All great questions, but unfortunately, there is little known about the disease regarding its impacts on wild upland bird populations in the United States. The role of Pheasants Forever and Quail Forever is simple: keep delivering our mission of wildlife habitat conservation (remember, we’re a habitat conservation group, not the CDC). If our wild bird populations do become infected, we’re going to need quality habitat – and lots of it – to help populations recover.
Here’s what we can tell you:
The current avian influenza outbreak in the United States has affected over 35 million birds, the vast majority of which have been in commercial poultry operations.
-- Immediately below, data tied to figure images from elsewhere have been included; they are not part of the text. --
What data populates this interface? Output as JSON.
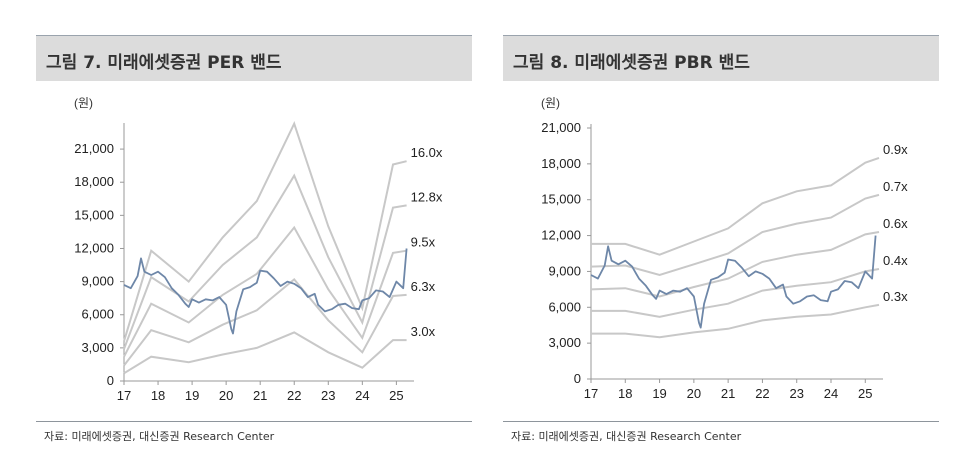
{
  "charts": [
    {
      "title": "그림 7. 미래에셋증권 PER 밴드",
      "source": "자료: 미래에셋증권, 대신증권 Research Center",
      "chart_data": {
        "type": "line",
        "unit_label": "(원)",
        "x_ticks": [
          "17",
          "18",
          "19",
          "20",
          "21",
          "22",
          "23",
          "24",
          "25"
        ],
        "xlim": [
          2017,
          2025.4
        ],
        "ylim": [
          0,
          23000
        ],
        "y_ticks": [
          0,
          3000,
          6000,
          9000,
          12000,
          15000,
          18000,
          21000
        ],
        "y_tick_labels": [
          "0",
          "3,000",
          "6,000",
          "9,000",
          "12,000",
          "15,000",
          "18,000",
          "21,000"
        ],
        "band_labels": [
          "16.0x",
          "12.8x",
          "9.5x",
          "6.3x",
          "3.0x"
        ],
        "band_x": [
          2017.0,
          2017.8,
          2018.9,
          2019.9,
          2020.9,
          2022.0,
          2023.0,
          2024.0,
          2024.9,
          2025.3
        ],
        "bands": [
          {
            "name": "16.0x",
            "values": [
              3600,
              11800,
              9000,
              13000,
              16300,
              23300,
              14000,
              6600,
              19600,
              19900
            ]
          },
          {
            "name": "12.8x",
            "values": [
              2900,
              9400,
              7200,
              10500,
              13000,
              18600,
              11200,
              5300,
              15700,
              15900
            ]
          },
          {
            "name": "9.5x",
            "values": [
              2200,
              7000,
              5300,
              7800,
              9700,
              13900,
              8300,
              3900,
              11600,
              11800
            ]
          },
          {
            "name": "6.3x",
            "values": [
              1400,
              4600,
              3500,
              5100,
              6400,
              9200,
              5500,
              2600,
              7700,
              7800
            ]
          },
          {
            "name": "3.0x",
            "values": [
              700,
              2200,
              1700,
              2400,
              3000,
              4400,
              2600,
              1200,
              3700,
              3700
            ]
          }
        ],
        "price": {
          "x": [
            2017.0,
            2017.2,
            2017.4,
            2017.5,
            2017.6,
            2017.8,
            2018.0,
            2018.2,
            2018.4,
            2018.6,
            2018.8,
            2018.9,
            2019.0,
            2019.2,
            2019.4,
            2019.6,
            2019.8,
            2020.0,
            2020.15,
            2020.2,
            2020.3,
            2020.5,
            2020.7,
            2020.9,
            2021.0,
            2021.2,
            2021.4,
            2021.6,
            2021.8,
            2022.0,
            2022.2,
            2022.4,
            2022.6,
            2022.7,
            2022.9,
            2023.1,
            2023.3,
            2023.5,
            2023.7,
            2023.9,
            2024.0,
            2024.2,
            2024.4,
            2024.6,
            2024.8,
            2025.0,
            2025.2,
            2025.3
          ],
          "values": [
            8700,
            8400,
            9500,
            11100,
            9900,
            9600,
            9900,
            9400,
            8400,
            7800,
            7000,
            6700,
            7400,
            7100,
            7400,
            7300,
            7600,
            6900,
            4700,
            4300,
            6300,
            8300,
            8500,
            8900,
            10000,
            9900,
            9300,
            8600,
            9000,
            8800,
            8400,
            7600,
            7900,
            6900,
            6300,
            6500,
            6900,
            7000,
            6600,
            6500,
            7300,
            7500,
            8200,
            8100,
            7600,
            9000,
            8400,
            12000
          ]
        }
      }
    },
    {
      "title": "그림 8. 미래에셋증권 PBR 밴드",
      "source": "자료: 미래에셋증권, 대신증권 Research Center",
      "chart_data": {
        "type": "line",
        "unit_label": "(원)",
        "x_ticks": [
          "17",
          "18",
          "19",
          "20",
          "21",
          "22",
          "23",
          "24",
          "25"
        ],
        "xlim": [
          2017,
          2025.4
        ],
        "ylim": [
          0,
          21000
        ],
        "y_ticks": [
          0,
          3000,
          6000,
          9000,
          12000,
          15000,
          18000,
          21000
        ],
        "y_tick_labels": [
          "0",
          "3,000",
          "6,000",
          "9,000",
          "12,000",
          "15,000",
          "18,000",
          "21,000"
        ],
        "band_labels": [
          "0.9x",
          "0.7x",
          "0.6x",
          "0.4x",
          "0.3x"
        ],
        "band_x": [
          2017.0,
          2018.0,
          2019.0,
          2020.0,
          2021.0,
          2022.0,
          2023.0,
          2024.0,
          2025.0,
          2025.4
        ],
        "bands": [
          {
            "name": "0.9x",
            "values": [
              11300,
              11300,
              10400,
              11500,
              12600,
              14700,
              15700,
              16200,
              18100,
              18500
            ]
          },
          {
            "name": "0.7x",
            "values": [
              9400,
              9500,
              8700,
              9600,
              10500,
              12300,
              13000,
              13500,
              15100,
              15400
            ]
          },
          {
            "name": "0.6x",
            "values": [
              7500,
              7600,
              6900,
              7700,
              8400,
              9800,
              10400,
              10800,
              12100,
              12300
            ]
          },
          {
            "name": "0.4x",
            "values": [
              5700,
              5700,
              5200,
              5800,
              6300,
              7400,
              7800,
              8100,
              9000,
              9200
            ]
          },
          {
            "name": "0.3x",
            "values": [
              3800,
              3800,
              3500,
              3900,
              4200,
              4900,
              5200,
              5400,
              6000,
              6200
            ]
          }
        ],
        "price": {
          "x": [
            2017.0,
            2017.2,
            2017.4,
            2017.5,
            2017.6,
            2017.8,
            2018.0,
            2018.2,
            2018.4,
            2018.6,
            2018.8,
            2018.9,
            2019.0,
            2019.2,
            2019.4,
            2019.6,
            2019.8,
            2020.0,
            2020.15,
            2020.2,
            2020.3,
            2020.5,
            2020.7,
            2020.9,
            2021.0,
            2021.2,
            2021.4,
            2021.6,
            2021.8,
            2022.0,
            2022.2,
            2022.4,
            2022.6,
            2022.7,
            2022.9,
            2023.1,
            2023.3,
            2023.5,
            2023.7,
            2023.9,
            2024.0,
            2024.2,
            2024.4,
            2024.6,
            2024.8,
            2025.0,
            2025.2,
            2025.3
          ],
          "values": [
            8700,
            8400,
            9500,
            11100,
            9900,
            9600,
            9900,
            9400,
            8400,
            7800,
            7000,
            6700,
            7400,
            7100,
            7400,
            7300,
            7600,
            6900,
            4700,
            4300,
            6300,
            8300,
            8500,
            8900,
            10000,
            9900,
            9300,
            8600,
            9000,
            8800,
            8400,
            7600,
            7900,
            6900,
            6300,
            6500,
            6900,
            7000,
            6600,
            6500,
            7300,
            7500,
            8200,
            8100,
            7600,
            9000,
            8400,
            12000
          ]
        }
      }
    }
  ]
}
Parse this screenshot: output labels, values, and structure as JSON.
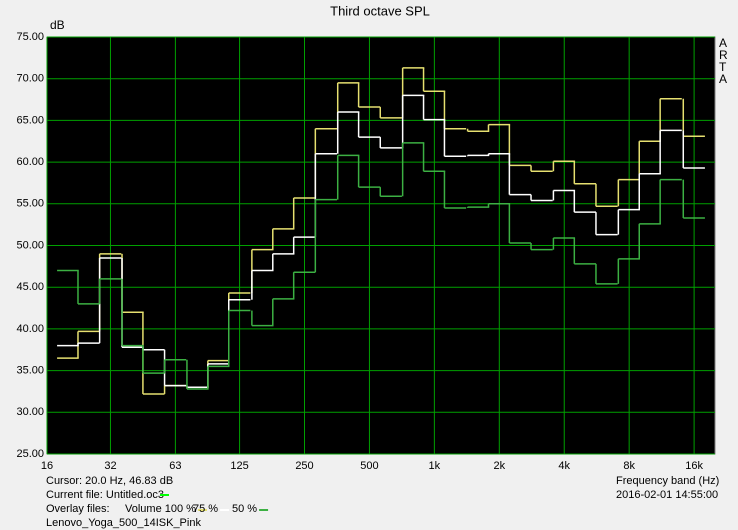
{
  "chart_data": {
    "type": "step",
    "title": "Third octave SPL",
    "ylabel": "dB",
    "xlabel": "Frequency band (Hz)",
    "watermark": "ARTA",
    "log_x": true,
    "grid": true,
    "grid_color": "#00a000",
    "plot_background": "#000000",
    "xlim": [
      16,
      20000
    ],
    "ylim": [
      25,
      75
    ],
    "xticks": [
      16,
      {
        "value": 31.5,
        "label": "32"
      },
      63,
      125,
      250,
      500,
      {
        "value": 1000,
        "label": "1k"
      },
      {
        "value": 2000,
        "label": "2k"
      },
      {
        "value": 4000,
        "label": "4k"
      },
      {
        "value": 8000,
        "label": "8k"
      },
      {
        "value": 16000,
        "label": "16k"
      }
    ],
    "yticks": [
      {
        "value": 25,
        "label": "25.00"
      },
      {
        "value": 30,
        "label": "30.00"
      },
      {
        "value": 35,
        "label": "35.00"
      },
      {
        "value": 40,
        "label": "40.00"
      },
      {
        "value": 45,
        "label": "45.00"
      },
      {
        "value": 50,
        "label": "50.00"
      },
      {
        "value": 55,
        "label": "55.00"
      },
      {
        "value": 60,
        "label": "60.00"
      },
      {
        "value": 65,
        "label": "65.00"
      },
      {
        "value": 70,
        "label": "70.00"
      },
      {
        "value": 75,
        "label": "75.00"
      }
    ],
    "x": [
      20,
      25,
      31.5,
      40,
      50,
      63,
      80,
      100,
      125,
      160,
      200,
      250,
      315,
      400,
      500,
      630,
      800,
      1000,
      1250,
      1600,
      2000,
      2500,
      3150,
      4000,
      5000,
      6300,
      8000,
      10000,
      12500,
      16000
    ],
    "series": [
      {
        "name": "Volume 100 %",
        "color": "#e6e070",
        "values": [
          36.5,
          39.7,
          49,
          42,
          32.2,
          33.2,
          33,
          36.2,
          44.3,
          49.5,
          52,
          55.7,
          64,
          69.5,
          66.6,
          65.3,
          71.3,
          68.5,
          64,
          63.7,
          64.5,
          59.6,
          58.9,
          60.1,
          57.4,
          54.7,
          57.9,
          62.5,
          67.6,
          63.1
        ]
      },
      {
        "name": "75 %",
        "color": "#ffffff",
        "values": [
          38,
          38.3,
          48.5,
          37.8,
          37.5,
          33.2,
          33,
          35.8,
          43.5,
          47,
          49,
          51,
          61,
          66,
          63,
          61.7,
          68,
          65.1,
          60.7,
          60.8,
          61,
          56.1,
          55.4,
          56.6,
          54,
          51.3,
          54.3,
          58.6,
          63.8,
          59.3
        ]
      },
      {
        "name": "50 %",
        "color": "#3cb043",
        "values": [
          47,
          43,
          46,
          38,
          34.7,
          36.3,
          32.8,
          35.5,
          42.2,
          40.4,
          43.6,
          46.8,
          55.5,
          60.8,
          57,
          55.9,
          62.3,
          58.9,
          54.5,
          54.6,
          55,
          50.3,
          49.5,
          50.9,
          47.8,
          45.4,
          48.4,
          52.6,
          57.9,
          53.3
        ]
      }
    ],
    "cursor": "Cursor:  20.0 Hz, 46.83 dB",
    "current_file": {
      "label": "Current file: Untitled.oc3",
      "color": "#00ff00"
    },
    "overlay_label": "Overlay files:",
    "file_name": "Lenovo_Yoga_500_14ISK_Pink",
    "timestamp": "2016-02-01  14:55:00"
  }
}
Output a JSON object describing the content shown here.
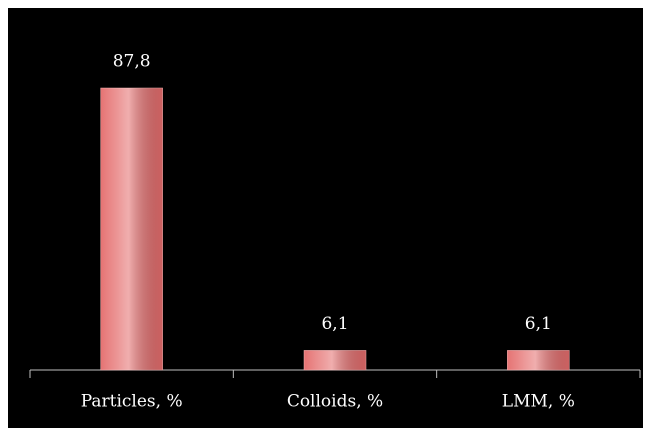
{
  "chart_data": {
    "type": "bar",
    "categories": [
      "Particles, %",
      "Colloids, %",
      "LMM, %"
    ],
    "values": [
      87.8,
      6.1,
      6.1
    ],
    "value_labels": [
      "87,8",
      "6,1",
      "6,1"
    ],
    "color": "#e46c6c"
  }
}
Over 240 individual outbreaks have been recorded in 29 states since January 2022, according to the U.S. Centers for Disease Control. The risk for human transmission remains low, as the CDC has only recorded one non-fatal case in Colorado.
The risk to wild birds is variable. As of May 1, there have been 899 confirmed cases in wild birds nationwide. Migrating waterfowl are often the culprits of transmission state-to-state, and their close proximity to one another also makes them much more susceptible. Of the confirmed cases in wild birds, snow geese are far and away the most common, followed by Canada geese.